Om dierentuinen toekomstbestendiger te maken en te voorkomen dat ze bij een aanhoudende (corona)crisis alsnog over een tijd faillissement moeten aanvragen, wordt bij deelname aan de regeling gevraagd een transitieplan op te stellen. In dit plan moet duidelijk worden hoe ze beter bestand worden tegen een aanhoudende of nieuwe crisis.

Daarom is het beschikbaar maken van financiële middelen als overheid de enige toereikende optie.

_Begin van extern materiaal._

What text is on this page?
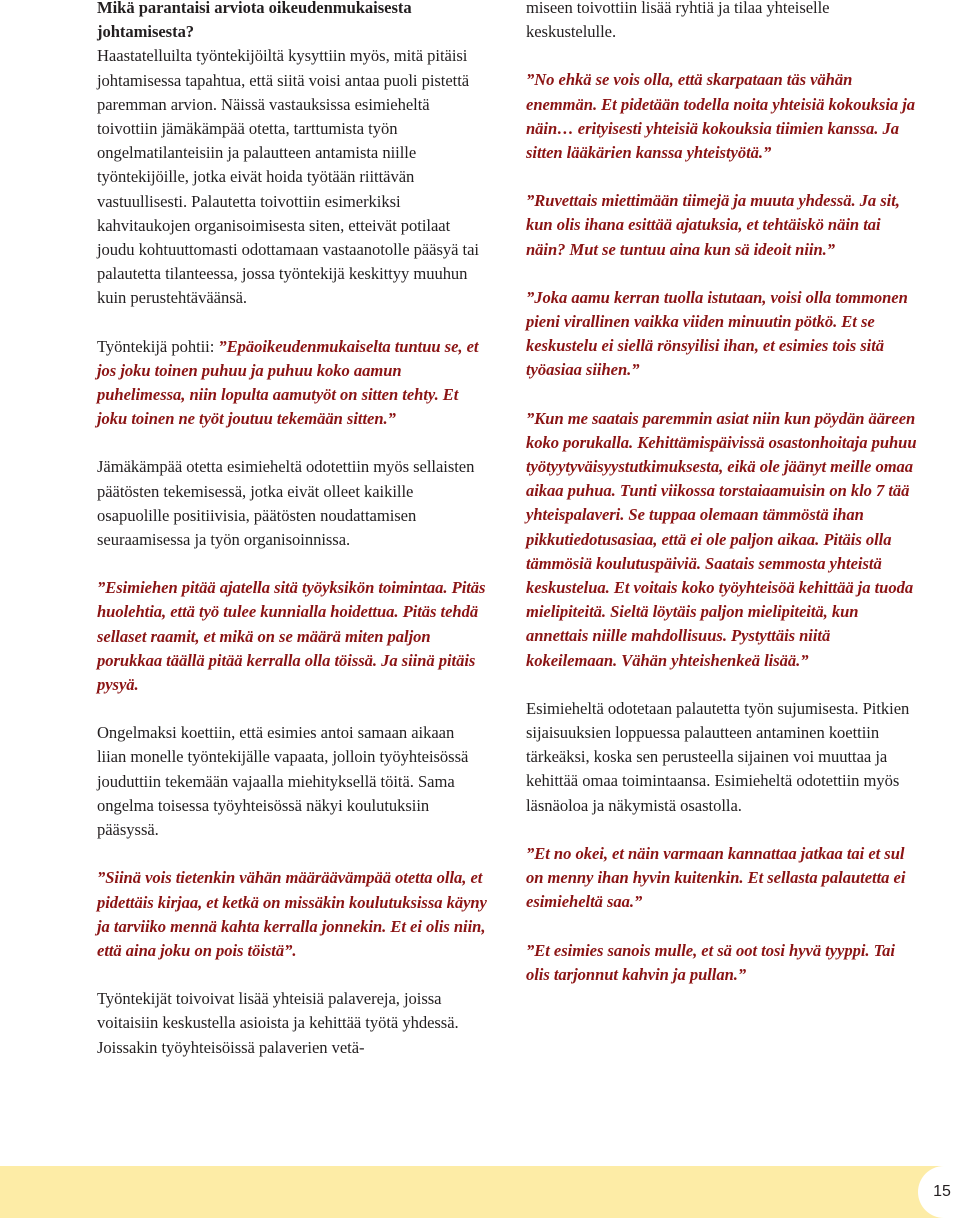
Mikä parantaisi arviota oikeudenmukaisesta johtamisesta?

Haastatelluilta työntekijöiltä kysyttiin myös, mitä pitäisi johtamisessa tapahtua, että siitä voisi antaa puoli pistettä paremman arvion. Näissä vastauksissa esimieheltä toivottiin jämäkämpää otetta, tarttumista työn ongelmatilanteisiin ja palautteen antamista niille työntekijöille, jotka eivät hoida työtään riittävän vastuullisesti. Palautetta toivottiin esimerkiksi kahvitaukojen organisoimisesta siten, etteivät potilaat joudu kohtuuttomasti odottamaan vastaanotolle pääsyä tai palautetta tilanteessa, jossa työntekijä keskittyy muuhun kuin perustehtäväänsä.

Työntekijä pohtii: ”Epäoikeudenmukaiselta tuntuu se, et jos joku toinen puhuu ja puhuu koko aamun puhelimessa, niin lopulta aamutyöt on sitten tehty. Et joku toinen ne työt joutuu tekemään sitten.”

Jämäkämpää otetta esimieheltä odotettiin myös sellaisten päätösten tekemisessä, jotka eivät olleet kaikille osapuolille positiivisia, päätösten noudattamisen seuraamisessa ja työn organisoinnissa.

”Esimiehen pitää ajatella sitä työyksikön toimintaa. Pitäs huolehtia, että työ tulee kunnialla hoidettua. Pitäs tehdä sellaset raamit, et mikä on se määrä miten paljon porukkaa täällä pitää kerralla olla töissä. Ja siinä pitäis pysyä.

Ongelmaksi koettiin, että esimies antoi samaan aikaan liian monelle työntekijälle vapaata, jolloin työyhteisössä jouduttiin tekemään vajaalla miehityksellä töitä. Sama ongelma toisessa työyhteisössä näkyi koulutuksiin pääsyssä.

”Siinä vois tietenkin vähän määräävämpää otetta olla, et pidettäis kirjaa, et ketkä on missäkin koulutuksissa käyny ja tarviiko mennä kahta kerralla jonnekin. Et ei olis niin, että aina joku on pois töistä”.

Työntekijät toivoivat lisää yhteisiä palavereja, joissa voitaisiin keskustella asioista ja kehittää työtä yhdessä. Joissakin työyhteisöissä palaverien vetä-

miseen toivottiin lisää ryhtiä ja tilaa yhteiselle keskustelulle.

”No ehkä se vois olla, että skarpataan täs vähän enemmän. Et pidetään todella noita yhteisiä kokouksia ja näin… erityisesti yhteisiä kokouksia tiimien kanssa. Ja sitten lääkärien kanssa yhteistyötä.”

”Ruvettais miettimään tiimejä ja muuta yhdessä. Ja sit, kun olis ihana esittää ajatuksia, et tehtäiskö näin tai näin? Mut se tuntuu aina kun sä ideoit niin.”

”Joka aamu kerran tuolla istutaan, voisi olla tommonen pieni virallinen vaikka viiden minuutin pötkö. Et se keskustelu ei siellä rönsyilisi ihan, et esimies tois sitä työasiaa siihen.”

”Kun me saatais paremmin asiat niin kun pöydän ääreen koko porukalla. Kehittämispäivissä osastonhoitaja puhuu työtyytyväisyystutkimuksesta, eikä ole jäänyt meille omaa aikaa puhua. Tunti viikossa torstaiaamuisin on klo 7 tää yhteispalaveri. Se tuppaa olemaan tämmöstä ihan pikkutiedotusasiaa, että ei ole paljon aikaa. Pitäis olla tämmösiä koulutuspäiviä. Saatais semmosta yhteistä keskustelua. Et voitais koko työyhteisöä kehittää ja tuoda mielipiteitä. Sieltä löytäis paljon mielipiteitä, kun annettais niille mahdollisuus. Pystyttäis niitä kokeilemaan. Vähän yhteishenkeä lisää.”

Esimieheltä odotetaan palautetta työn sujumisesta. Pitkien sijaisuuksien loppuessa palautteen antaminen koettiin tärkeäksi, koska sen perusteella sijainen voi muuttaa ja kehittää omaa toimintaansa. Esimieheltä odotettiin myös läsnäoloa ja näkymistä osastolla.

”Et no okei, et näin varmaan kannattaa jatkaa tai et sul on menny ihan hyvin kuitenkin. Et sellasta palautetta ei esimieheltä saa.”

”Et esimies sanois mulle, et sä oot tosi hyvä tyyppi. Tai olis tarjonnut kahvin ja pullan.”

15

6.Evaluatieparagraaf (of en hoe)

De regeling zal na de zomer van 2021 worden geëvalueerd. De status quo is dat in Nederland het dierenwelzijn in dierentuinen gewaarborgd is. Het doel van deze noodmaatregel is dat het dierenwelzijn niet onder druk komt te staan. Er worden gedurende de uitvoering van deze regeling metingen gedaan om bij te houden of het dierenwelzijn behouden is.

Dierentuinen zullen middels een vragenlijst worden bevraagd hoe en of de doelen zijn bereikt. Dit kunnen zij onder andere aantonen door omzetcijfers aan te leveren.

Direct bij de opzet van de regeling wordt een monitoringsschema opgesteld waar zowel kwantitatieve als kwalitatieve indicatoren meegenomen worden. Het is de intentie dat de data wordt opgehaald door RVO, die gedurende de uitvoer van de steunmaatregel de dierentuinen op verschillende momenten in het proces een vragenlijst zal sturen. In deze vragenlijst kunnen dierentuinen aangeven in hoeverre zij erin slagen om aan hun verplichtingen tegenover hun dieren te voldoen.

Bij de indicatoren kan gedacht worden aan het aantal

dierentuinen dat faillissement heeft aangevraagd en in welke mate dierentuinen de

diercollectie moeten aanpassen door financiële problemen.